As expected, President Trump both invoked a national emergency and then from that foundation also invoked 10 USC § 2808—the statute that under certain circumstances allows reprogramming of unobligated military construction ("milcon") funds in order to support certain other milcon projects (see here for my more-detailed explainer). When litigation comes (which it certainly will), both these steps will be challenged. And how both will be resolved will turn to no small extent on the concept of judicial deference.
The judicial deference concept that I have in mind is the principle I wrote about at great length here, in a Virginia Law Review article many years ago. Basically, there is a robust tradition of courts declining to second-guess the factual or quasi-factual determinations of a president on matters relating to national security and military affairs—and all the more so as those determinations shade into policy judgment or take on a predictive aspect. The justifications invariably involve a combination of comparative institutional competence (the claim that the executive branch by dint of superior resources, experts, information, experience, etc. can make more accurate determinations on such matters) and comparative institutional legitimacy (the claim that the Constitution in some fashion allocates such judgments to the executive branch anyway, competent or not). And that’s even without accounting for situations in which Congress, for better or worse, appears to allocate to the president some particular determination as part of a statutory regime.
Well, all that looms pretty large for the potential litigation from landowners facing eminent domain funded via the emergency declaration and its consequences. That’s so at two separate stages, one of which seems a bit more deference-friendly than the other.
First, there will of course be a claim that there is no “emergency,” and thus the National Emergencies Act (NEA) declaration should be treated as a dead letter. The challenge here is that the NEA offers no definition of “emergency” against which one can test the president’s declaration. The argument instead would have to be that there are commonsense outer boundaries to the concept, boundaries Congress implicitly assumed a president would not cross thanks to basic assumptions about civic virtue and truthfulness. And then, marshaling the ample evidence that this really was just a convenient work-around that appealed to the president as a matter of politics and policy, the plaintiffs would hope to secure a rare-instance of judicial second-guessing. That’s an awfully tall order, but not inconceivable.
The second stage in the argument is slightly more promising for these notional plaintiffs. Even assuming there is a proper emergency declaration, no money moves under 10 U.S.C. § 2808 unless the emergency is one that “requires the use of the armed forces” and the resulting spending supports that military function. Trump certainly did invoke that language and assert such a need. Again, judicial second-guessing seems a tall order. But the “requires the use of the armed forces” language has a bit more meat on the bones than mere “emergency,” particularly since it is embedded in a statute that entirely concerns the allocation of “military construction” dollars (defined to mean only construction on military land or buying land to turn it into military land). It seems to me that if the courts will second guess at any point in this, this is the point where they’ll do it.

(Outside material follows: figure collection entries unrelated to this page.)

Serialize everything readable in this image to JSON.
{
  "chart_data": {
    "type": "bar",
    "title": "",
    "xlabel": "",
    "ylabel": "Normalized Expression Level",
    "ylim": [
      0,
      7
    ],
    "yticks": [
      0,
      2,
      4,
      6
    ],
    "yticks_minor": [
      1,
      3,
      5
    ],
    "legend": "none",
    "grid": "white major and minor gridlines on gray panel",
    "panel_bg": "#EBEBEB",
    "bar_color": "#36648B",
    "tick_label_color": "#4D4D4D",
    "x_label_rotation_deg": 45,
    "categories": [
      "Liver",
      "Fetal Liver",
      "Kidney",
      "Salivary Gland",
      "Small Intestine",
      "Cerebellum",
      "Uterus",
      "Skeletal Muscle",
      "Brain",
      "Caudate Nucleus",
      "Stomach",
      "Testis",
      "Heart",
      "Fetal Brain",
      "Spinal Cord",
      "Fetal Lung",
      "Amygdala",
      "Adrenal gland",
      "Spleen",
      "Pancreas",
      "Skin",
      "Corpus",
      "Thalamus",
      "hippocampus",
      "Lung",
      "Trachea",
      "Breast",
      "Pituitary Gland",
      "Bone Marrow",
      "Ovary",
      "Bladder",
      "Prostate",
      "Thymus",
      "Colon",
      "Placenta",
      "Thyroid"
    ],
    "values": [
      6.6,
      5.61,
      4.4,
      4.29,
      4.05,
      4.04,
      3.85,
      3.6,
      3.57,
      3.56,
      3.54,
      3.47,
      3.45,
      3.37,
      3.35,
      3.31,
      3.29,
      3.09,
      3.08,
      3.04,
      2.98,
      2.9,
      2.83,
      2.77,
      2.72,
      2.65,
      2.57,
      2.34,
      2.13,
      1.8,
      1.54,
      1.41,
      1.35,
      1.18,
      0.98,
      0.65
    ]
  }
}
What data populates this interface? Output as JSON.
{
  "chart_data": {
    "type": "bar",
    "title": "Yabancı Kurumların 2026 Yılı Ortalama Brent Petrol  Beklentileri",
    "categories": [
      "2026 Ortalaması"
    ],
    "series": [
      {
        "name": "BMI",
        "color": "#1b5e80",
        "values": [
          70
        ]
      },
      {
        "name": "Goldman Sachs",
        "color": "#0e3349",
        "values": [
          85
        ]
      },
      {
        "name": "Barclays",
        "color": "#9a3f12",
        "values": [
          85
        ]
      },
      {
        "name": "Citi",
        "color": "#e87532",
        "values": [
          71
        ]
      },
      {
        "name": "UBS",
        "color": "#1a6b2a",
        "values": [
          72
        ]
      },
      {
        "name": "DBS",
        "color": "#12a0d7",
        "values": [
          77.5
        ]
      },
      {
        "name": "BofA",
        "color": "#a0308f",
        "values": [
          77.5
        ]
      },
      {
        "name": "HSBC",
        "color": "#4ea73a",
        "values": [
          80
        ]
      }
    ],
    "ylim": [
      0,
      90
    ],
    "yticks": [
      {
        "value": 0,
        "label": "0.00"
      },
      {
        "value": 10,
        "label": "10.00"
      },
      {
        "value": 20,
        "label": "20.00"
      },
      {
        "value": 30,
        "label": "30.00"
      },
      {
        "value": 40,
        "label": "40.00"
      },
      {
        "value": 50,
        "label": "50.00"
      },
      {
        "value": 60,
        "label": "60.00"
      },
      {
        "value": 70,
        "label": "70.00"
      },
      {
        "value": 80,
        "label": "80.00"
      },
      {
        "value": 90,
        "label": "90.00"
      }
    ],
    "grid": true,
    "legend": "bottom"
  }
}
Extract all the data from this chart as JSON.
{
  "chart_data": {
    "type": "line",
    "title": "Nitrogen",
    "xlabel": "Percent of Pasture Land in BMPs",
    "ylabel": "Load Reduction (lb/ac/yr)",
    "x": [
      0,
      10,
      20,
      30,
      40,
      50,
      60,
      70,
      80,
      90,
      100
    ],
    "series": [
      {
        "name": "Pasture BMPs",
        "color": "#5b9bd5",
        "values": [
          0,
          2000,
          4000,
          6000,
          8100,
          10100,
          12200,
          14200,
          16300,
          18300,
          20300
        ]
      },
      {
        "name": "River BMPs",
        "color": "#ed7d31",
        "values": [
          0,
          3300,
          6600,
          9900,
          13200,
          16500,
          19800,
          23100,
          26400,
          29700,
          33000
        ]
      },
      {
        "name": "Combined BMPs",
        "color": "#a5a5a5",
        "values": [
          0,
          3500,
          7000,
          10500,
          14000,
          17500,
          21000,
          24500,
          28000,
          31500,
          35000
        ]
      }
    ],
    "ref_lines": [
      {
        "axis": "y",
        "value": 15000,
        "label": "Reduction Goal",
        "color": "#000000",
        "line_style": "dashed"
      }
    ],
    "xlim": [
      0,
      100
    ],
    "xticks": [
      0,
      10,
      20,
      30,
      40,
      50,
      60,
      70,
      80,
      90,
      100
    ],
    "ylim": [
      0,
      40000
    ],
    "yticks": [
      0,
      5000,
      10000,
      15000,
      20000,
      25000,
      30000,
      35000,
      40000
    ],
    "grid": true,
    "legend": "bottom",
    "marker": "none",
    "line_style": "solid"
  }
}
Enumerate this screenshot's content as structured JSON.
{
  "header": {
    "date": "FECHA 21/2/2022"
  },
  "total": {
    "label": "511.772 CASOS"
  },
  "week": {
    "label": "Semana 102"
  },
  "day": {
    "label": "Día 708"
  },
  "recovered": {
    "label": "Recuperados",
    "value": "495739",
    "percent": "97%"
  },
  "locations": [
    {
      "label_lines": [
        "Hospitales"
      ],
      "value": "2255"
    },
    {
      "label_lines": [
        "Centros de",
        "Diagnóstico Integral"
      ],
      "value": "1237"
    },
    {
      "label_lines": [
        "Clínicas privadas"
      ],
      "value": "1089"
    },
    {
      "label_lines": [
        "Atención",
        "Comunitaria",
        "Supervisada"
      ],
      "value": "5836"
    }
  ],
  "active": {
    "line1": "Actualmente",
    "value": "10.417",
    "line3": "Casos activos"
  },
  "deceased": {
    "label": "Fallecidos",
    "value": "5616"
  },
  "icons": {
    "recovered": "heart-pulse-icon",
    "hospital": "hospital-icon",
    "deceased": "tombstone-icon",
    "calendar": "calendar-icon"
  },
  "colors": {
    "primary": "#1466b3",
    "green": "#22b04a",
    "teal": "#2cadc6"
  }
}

Let me quickly note this part of the declaration:
Sec. 2. The Secretary of Defense, the Secretary of the Interior, the Secretary of Homeland Security, and, subject to the discretion of the Secretary of Defense, the Secretaries of the military departments, shall take all appropriate actions, consistent with applicable law, to use or support the use of the authorities herein invoked, including, if necessary, the transfer and acceptance of jurisdiction over border lands.
What to make of that? Keep an eye on Big Bend National Park here in Texas, and the possibility that leaders at the Interior and Defense Departments will decide it would indeed be fine to allocate its border-facing land from the latter to the former. And remember: Both the Department of the Interior and the Department of Defense currently have only “acting” secretaries.